8 Ekim 2013 Salı

devamsızlık

Kaybolmayla kendini bulma arasındaki zarif yerde hissediyorum kendimi. Sanki deri değiştirir gibi bir halim var. Hep yaptığım şeyler keyif vermez oldu, takıldığım insanlar sanki birer sınav sorusu. Kapalı kapılar ardındaki garip huzurum ve bir o kadar da huzursuzluğum başa çıkmam gereken en önemli sorunum. Yaş aldıkça insan sanki sahneye biraz daha yaklaşıyor. Netleşiyor insanların yüzleri. Sadece hissetmek gerekmiyor artık, görmeye de başlıyorsun. Ne garip netlikten hep hoşlanacağımı sanmıştım. Oysa şimdi gördükçe, kararıyorum. Bilmek istemediğim şeyler, güneş gözlüğünün ardında saklayamayacağım kadar aşikar. Küçük gafletlerle donatılmış, zayıf siluetler olduğumuzu görüyorum. et ve kemik kadar hatalardan var olmuşuz sanki. Dürüstlüğün kazandırmadığını ilk ben keşfetmedim elbet ama bu kadar yalnızlaştırdığını tecrübe etmek hazin.

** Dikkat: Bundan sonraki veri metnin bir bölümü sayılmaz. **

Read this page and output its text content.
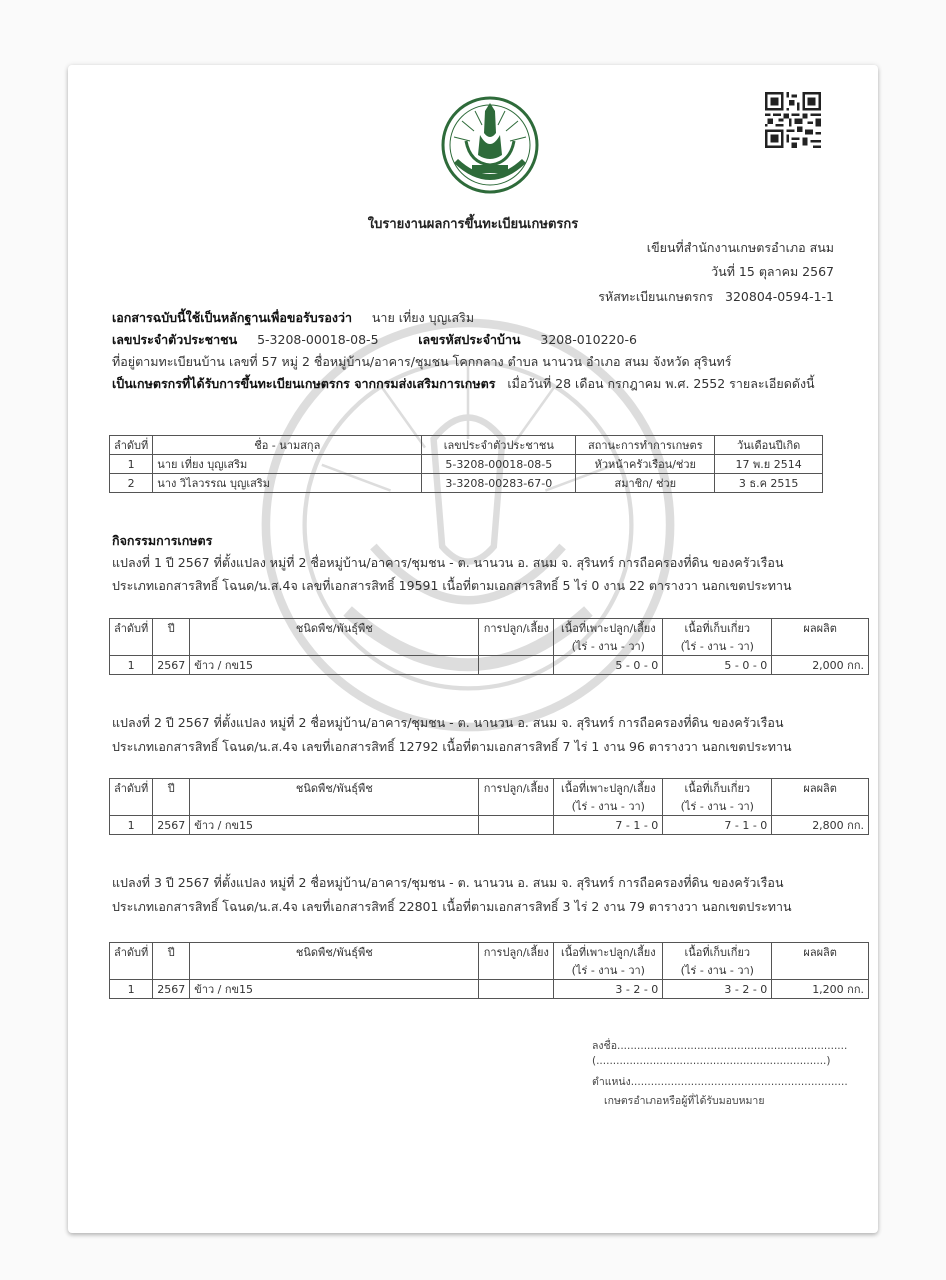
ใบรายงานผลการขึ้นทะเบียนเกษตรกร
เขียนที่สำนักงานเกษตรอำเภอ สนม
วันที่ 15 ตุลาคม 2567
รหัสทะเบียนเกษตรกร 320804-0594-1-1
เอกสารฉบับนี้ใช้เป็นหลักฐานเพื่อขอรับรองว่า นาย เที่ยง บุญเสริม
เลขประจำตัวประชาชน 5-3208-00018-08-5	เลขรหัสประจำบ้าน 3208-010220-6
ที่อยู่ตามทะเบียนบ้าน เลขที่ 57 หมู่ 2 ชื่อหมู่บ้าน/อาคาร/ชุมชน โคกกลาง ตำบล นานวน อำเภอ สนม จังหวัด สุรินทร์
เป็นเกษตรกรที่ได้รับการขึ้นทะเบียนเกษตรกร จากกรมส่งเสริมการเกษตร เมื่อวันที่ 28 เดือน กรกฎาคม พ.ศ. 2552 รายละเอียดดังนี้
ลำดับที่	ชื่อ - นามสกุล	เลขประจำตัวประชาชน	สถานะการทำการเกษตร	วันเดือนปีเกิด
1	นาย เที่ยง บุญเสริม	5-3208-00018-08-5	หัวหน้าครัวเรือน/ช่วย	17 พ.ย 2514
2	นาง วิไลวรรณ บุญเสริม	3-3208-00283-67-0	สมาชิก/ ช่วย	3 ธ.ค 2515
กิจกรรมการเกษตร
แปลงที่ 1 ปี 2567 ที่ตั้งแปลง หมู่ที่ 2 ชื่อหมู่บ้าน/อาคาร/ชุมชน - ต. นานวน อ. สนม จ. สุรินทร์ การถือครองที่ดิน ของครัวเรือน
ประเภทเอกสารสิทธิ์ โฉนด/น.ส.4จ เลขที่เอกสารสิทธิ์ 19591 เนื้อที่ตามเอกสารสิทธิ์ 5 ไร่ 0 งาน 22 ตารางวา นอกเขตประทาน
ลำดับที่	ปี	ชนิดพืช/พันธุ์พืช	การปลูก/เลี้ยง	เนื้อที่เพาะปลูก/เลี้ยง	เนื้อที่เก็บเกี่ยว	ผลผลิต
				(ไร่ - งาน - วา)	(ไร่ - งาน - วา)	
1	2567	ข้าว / กข15		5 - 0 - 0	5 - 0 - 0	2,000 กก.
แปลงที่ 2 ปี 2567 ที่ตั้งแปลง หมู่ที่ 2 ชื่อหมู่บ้าน/อาคาร/ชุมชน - ต. นานวน อ. สนม จ. สุรินทร์ การถือครองที่ดิน ของครัวเรือน
ประเภทเอกสารสิทธิ์ โฉนด/น.ส.4จ เลขที่เอกสารสิทธิ์ 12792 เนื้อที่ตามเอกสารสิทธิ์ 7 ไร่ 1 งาน 96 ตารางวา นอกเขตประทาน
ลำดับที่	ปี	ชนิดพืช/พันธุ์พืช	การปลูก/เลี้ยง	เนื้อที่เพาะปลูก/เลี้ยง	เนื้อที่เก็บเกี่ยว	ผลผลิต
				(ไร่ - งาน - วา)	(ไร่ - งาน - วา)	
1	2567	ข้าว / กข15		7 - 1 - 0	7 - 1 - 0	2,800 กก.
แปลงที่ 3 ปี 2567 ที่ตั้งแปลง หมู่ที่ 2 ชื่อหมู่บ้าน/อาคาร/ชุมชน - ต. นานวน อ. สนม จ. สุรินทร์ การถือครองที่ดิน ของครัวเรือน
ประเภทเอกสารสิทธิ์ โฉนด/น.ส.4จ เลขที่เอกสารสิทธิ์ 22801 เนื้อที่ตามเอกสารสิทธิ์ 3 ไร่ 2 งาน 79 ตารางวา นอกเขตประทาน
ลำดับที่	ปี	ชนิดพืช/พันธุ์พืช	การปลูก/เลี้ยง	เนื้อที่เพาะปลูก/เลี้ยง	เนื้อที่เก็บเกี่ยว	ผลผลิต
				(ไร่ - งาน - วา)	(ไร่ - งาน - วา)	
1	2567	ข้าว / กข15		3 - 2 - 0	3 - 2 - 0	1,200 กก.
ลงชื่อ.....................................................................
(.....................................................................)
ตำแหน่ง.................................................................
เกษตรอำเภอหรือผู้ที่ได้รับมอบหมาย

Günler günleri kovalarken ve sanki hep aynı günmüş gibi davranırken sen değişiyorsun. Sanki bütçesiz bir filmin gariban sahnesi gibi durum. Arkada sakil ve sabit duran fonun önünde sen sürekli hareket içinde günleri eziyorsun. Evrenin en büyük silahı olan 'umut' terli ellerinin içinde her zaman. Kullanmayı düşlediğin saatlerin üzerine doğru nişan alıp, yürümeye devam ediyorsun. Tecrübe tek kazanç şimdilik.

Devamı gelen devamsızlıklar için bir karmaşa yaratmaya ve var olmaya çalışmakla meşgulüm anlayacağınız!